Pada tahun ini, TikTok Shop menargetkan pertumbuhan lebih dari dua kali lipat di Indonesia, sekitar US$5 miliar (Rp75 triliun), berdasarkan informasi dari dua sumber yang akrab dengan isu tersebut.

Tidak mengherankan jika TikTok fokus pada Indonesia. Menurut perusahaan riset Insider Intelligence, pengguna aktif TikTok di Asia Tenggara mencapai 135 juta hingga kuartal pertama 2023. Indonesia menjadi negara dengan kontribusi terbesar dengan 113 juta pengguna.

Potensi TikTok Shop tidak bisa diabaikan oleh pemain e-commerce lama seperti Shopee, Tokopedia, dan Lazada. Padahal, TikTok Shop baru hadir di Asia Tenggara pada tahun 2021.

Menurut survei dari perusahaan riset Cube Asia, pengeluaran pengguna di TikTok Shop mengakibatkan pengurangan pengeluaran pengguna di Shopee dan Lazada.

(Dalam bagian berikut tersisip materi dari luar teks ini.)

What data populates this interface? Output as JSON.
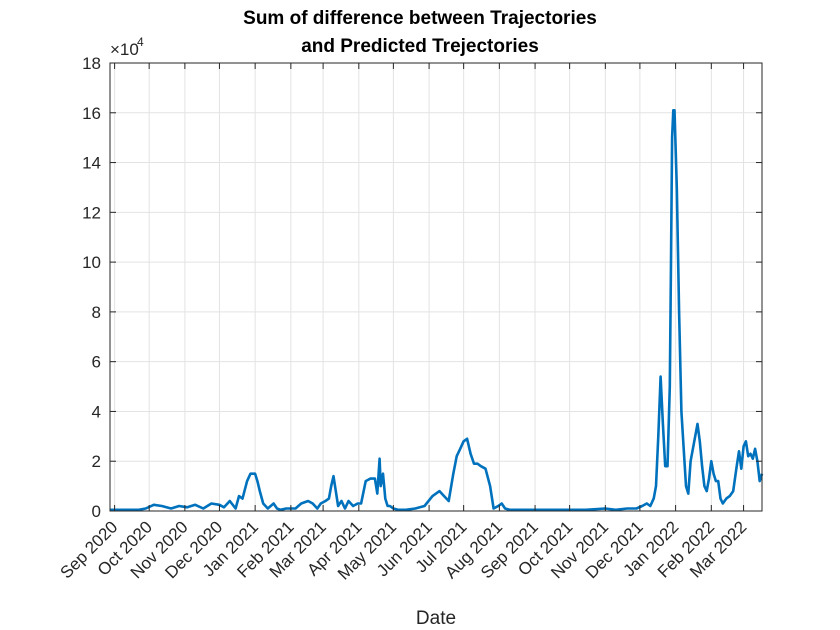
{
  "chart_data": {
    "type": "line",
    "title": [
      "Sum of difference between Trajectories",
      "and Predicted Trejectories"
    ],
    "xlabel": "Date",
    "ylabel": "",
    "y_exponent_label": "×10",
    "y_exponent_power": "4",
    "ylim": [
      0,
      18
    ],
    "xlim": [
      "2020-08-28",
      "2022-03-17"
    ],
    "yticks": [
      0,
      2,
      4,
      6,
      8,
      10,
      12,
      14,
      16,
      18
    ],
    "ytick_labels": [
      "0",
      "2",
      "4",
      "6",
      "8",
      "10",
      "12",
      "14",
      "16",
      "18"
    ],
    "xticks": [
      "2020-09-01",
      "2020-10-01",
      "2020-11-01",
      "2020-12-01",
      "2021-01-01",
      "2021-02-01",
      "2021-03-01",
      "2021-04-01",
      "2021-05-01",
      "2021-06-01",
      "2021-07-01",
      "2021-08-01",
      "2021-09-01",
      "2021-10-01",
      "2021-11-01",
      "2021-12-01",
      "2022-01-01",
      "2022-02-01",
      "2022-03-01"
    ],
    "xtick_labels": [
      "Sep 2020",
      "Oct 2020",
      "Nov 2020",
      "Dec 2020",
      "Jan 2021",
      "Feb 2021",
      "Mar 2021",
      "Apr 2021",
      "May 2021",
      "Jun 2021",
      "Jul 2021",
      "Aug 2021",
      "Sep 2021",
      "Oct 2021",
      "Nov 2021",
      "Dec 2021",
      "Jan 2022",
      "Feb 2022",
      "Mar 2022"
    ],
    "grid": true,
    "line_color": "#0072BD",
    "series": [
      {
        "x": [
          "2020-08-28",
          "2020-09-05",
          "2020-09-15",
          "2020-09-22",
          "2020-09-28",
          "2020-10-05",
          "2020-10-12",
          "2020-10-20",
          "2020-10-27",
          "2020-11-03",
          "2020-11-10",
          "2020-11-17",
          "2020-11-24",
          "2020-12-01",
          "2020-12-05",
          "2020-12-10",
          "2020-12-15",
          "2020-12-18",
          "2020-12-21",
          "2020-12-25",
          "2020-12-28",
          "2021-01-01",
          "2021-01-03",
          "2021-01-05",
          "2021-01-08",
          "2021-01-12",
          "2021-01-17",
          "2021-01-20",
          "2021-01-23",
          "2021-01-28",
          "2021-02-05",
          "2021-02-10",
          "2021-02-16",
          "2021-02-20",
          "2021-02-24",
          "2021-02-27",
          "2021-03-03",
          "2021-03-06",
          "2021-03-08",
          "2021-03-10",
          "2021-03-12",
          "2021-03-14",
          "2021-03-17",
          "2021-03-20",
          "2021-03-23",
          "2021-03-27",
          "2021-03-31",
          "2021-04-03",
          "2021-04-07",
          "2021-04-11",
          "2021-04-15",
          "2021-04-17",
          "2021-04-19",
          "2021-04-20",
          "2021-04-22",
          "2021-04-24",
          "2021-04-26",
          "2021-04-28",
          "2021-05-01",
          "2021-05-05",
          "2021-05-12",
          "2021-05-20",
          "2021-05-28",
          "2021-06-04",
          "2021-06-10",
          "2021-06-14",
          "2021-06-18",
          "2021-06-22",
          "2021-06-25",
          "2021-06-28",
          "2021-07-01",
          "2021-07-04",
          "2021-07-07",
          "2021-07-10",
          "2021-07-13",
          "2021-07-16",
          "2021-07-20",
          "2021-07-24",
          "2021-07-27",
          "2021-07-31",
          "2021-08-03",
          "2021-08-06",
          "2021-08-10",
          "2021-08-14",
          "2021-08-20",
          "2021-09-01",
          "2021-09-15",
          "2021-10-01",
          "2021-10-15",
          "2021-11-01",
          "2021-11-10",
          "2021-11-20",
          "2021-11-28",
          "2021-12-03",
          "2021-12-07",
          "2021-12-10",
          "2021-12-13",
          "2021-12-15",
          "2021-12-17",
          "2021-12-19",
          "2021-12-21",
          "2021-12-23",
          "2021-12-25",
          "2021-12-27",
          "2021-12-28",
          "2021-12-29",
          "2021-12-30",
          "2021-12-31",
          "2022-01-02",
          "2022-01-04",
          "2022-01-06",
          "2022-01-08",
          "2022-01-10",
          "2022-01-12",
          "2022-01-14",
          "2022-01-16",
          "2022-01-18",
          "2022-01-20",
          "2022-01-22",
          "2022-01-24",
          "2022-01-26",
          "2022-01-28",
          "2022-01-30",
          "2022-02-01",
          "2022-02-03",
          "2022-02-05",
          "2022-02-07",
          "2022-02-09",
          "2022-02-11",
          "2022-02-14",
          "2022-02-17",
          "2022-02-20",
          "2022-02-23",
          "2022-02-25",
          "2022-02-27",
          "2022-03-01",
          "2022-03-03",
          "2022-03-05",
          "2022-03-07",
          "2022-03-09",
          "2022-03-11",
          "2022-03-13",
          "2022-03-15",
          "2022-03-17"
        ],
        "values": [
          0.05,
          0.05,
          0.05,
          0.05,
          0.1,
          0.25,
          0.2,
          0.1,
          0.2,
          0.15,
          0.25,
          0.1,
          0.3,
          0.25,
          0.15,
          0.4,
          0.1,
          0.6,
          0.5,
          1.2,
          1.5,
          1.5,
          1.2,
          0.8,
          0.3,
          0.1,
          0.3,
          0.1,
          0.05,
          0.1,
          0.1,
          0.3,
          0.4,
          0.3,
          0.1,
          0.3,
          0.4,
          0.5,
          1.0,
          1.4,
          0.8,
          0.2,
          0.4,
          0.1,
          0.4,
          0.2,
          0.3,
          0.3,
          1.2,
          1.3,
          1.3,
          0.7,
          2.1,
          1.0,
          1.5,
          0.5,
          0.2,
          0.2,
          0.1,
          0.05,
          0.05,
          0.1,
          0.2,
          0.6,
          0.8,
          0.6,
          0.4,
          1.5,
          2.2,
          2.5,
          2.8,
          2.9,
          2.3,
          1.9,
          1.9,
          1.8,
          1.7,
          1.0,
          0.1,
          0.2,
          0.3,
          0.1,
          0.05,
          0.05,
          0.05,
          0.05,
          0.05,
          0.05,
          0.05,
          0.1,
          0.05,
          0.1,
          0.1,
          0.2,
          0.3,
          0.2,
          0.5,
          1.0,
          3.0,
          5.4,
          3.5,
          1.8,
          1.8,
          5.0,
          10.0,
          15.0,
          16.1,
          16.1,
          13.0,
          8.0,
          4.0,
          2.5,
          1.0,
          0.7,
          2.0,
          2.5,
          3.0,
          3.5,
          2.8,
          1.8,
          1.0,
          0.8,
          1.3,
          2.0,
          1.5,
          1.2,
          1.2,
          0.5,
          0.3,
          0.5,
          0.6,
          0.8,
          1.8,
          2.4,
          1.7,
          2.6,
          2.8,
          2.2,
          2.3,
          2.1,
          2.5,
          2.0,
          1.2,
          1.5
        ]
      }
    ]
  }
}
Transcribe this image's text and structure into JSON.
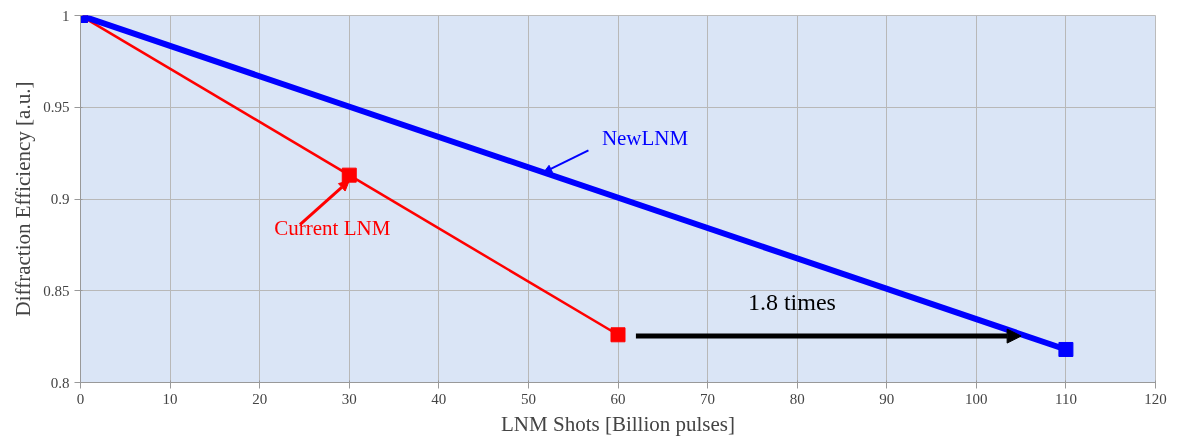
{
  "chart_data": {
    "type": "line",
    "xlabel": "LNM Shots [Billion pulses]",
    "ylabel": "Diffraction Efficiency [a.u.]",
    "series": [
      {
        "name": "Current LNM",
        "color": "#ff0000",
        "x": [
          0,
          30,
          60
        ],
        "values": [
          1,
          0.913,
          0.826
        ]
      },
      {
        "name": "NewLNM",
        "color": "#0000ff",
        "x": [
          0,
          110
        ],
        "values": [
          1,
          0.818
        ]
      }
    ],
    "annotations": [
      "1.8 times"
    ],
    "xlim": [
      0,
      120
    ],
    "xticks": [
      0,
      10,
      20,
      30,
      40,
      50,
      60,
      70,
      80,
      90,
      100,
      110,
      120
    ],
    "ylim": [
      0.8,
      1
    ],
    "yticks": [
      0.8,
      0.85,
      0.9,
      0.95,
      1
    ],
    "grid": true,
    "marker": "square",
    "line_style": "solid"
  }
}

Di Indonesia, Thailand, dan Filipina, pengeluaran pengguna di Shopee turun 51% karena dialihkan ke TikTok Shop. Sementara itu, pengeluaran di Lazada turun 45%, dan pengeluaran di gerai fisik turun 38%.

Namun, GMV Shopee masih jauh lebih tinggi daripada TikTok Shop. Sepanjang tahun 2022, GMV Shopee di Asia Tenggara mencapai US$73,5 miliar. Sedangkan Lazada mencapai GMV sebesar US$21 miliar.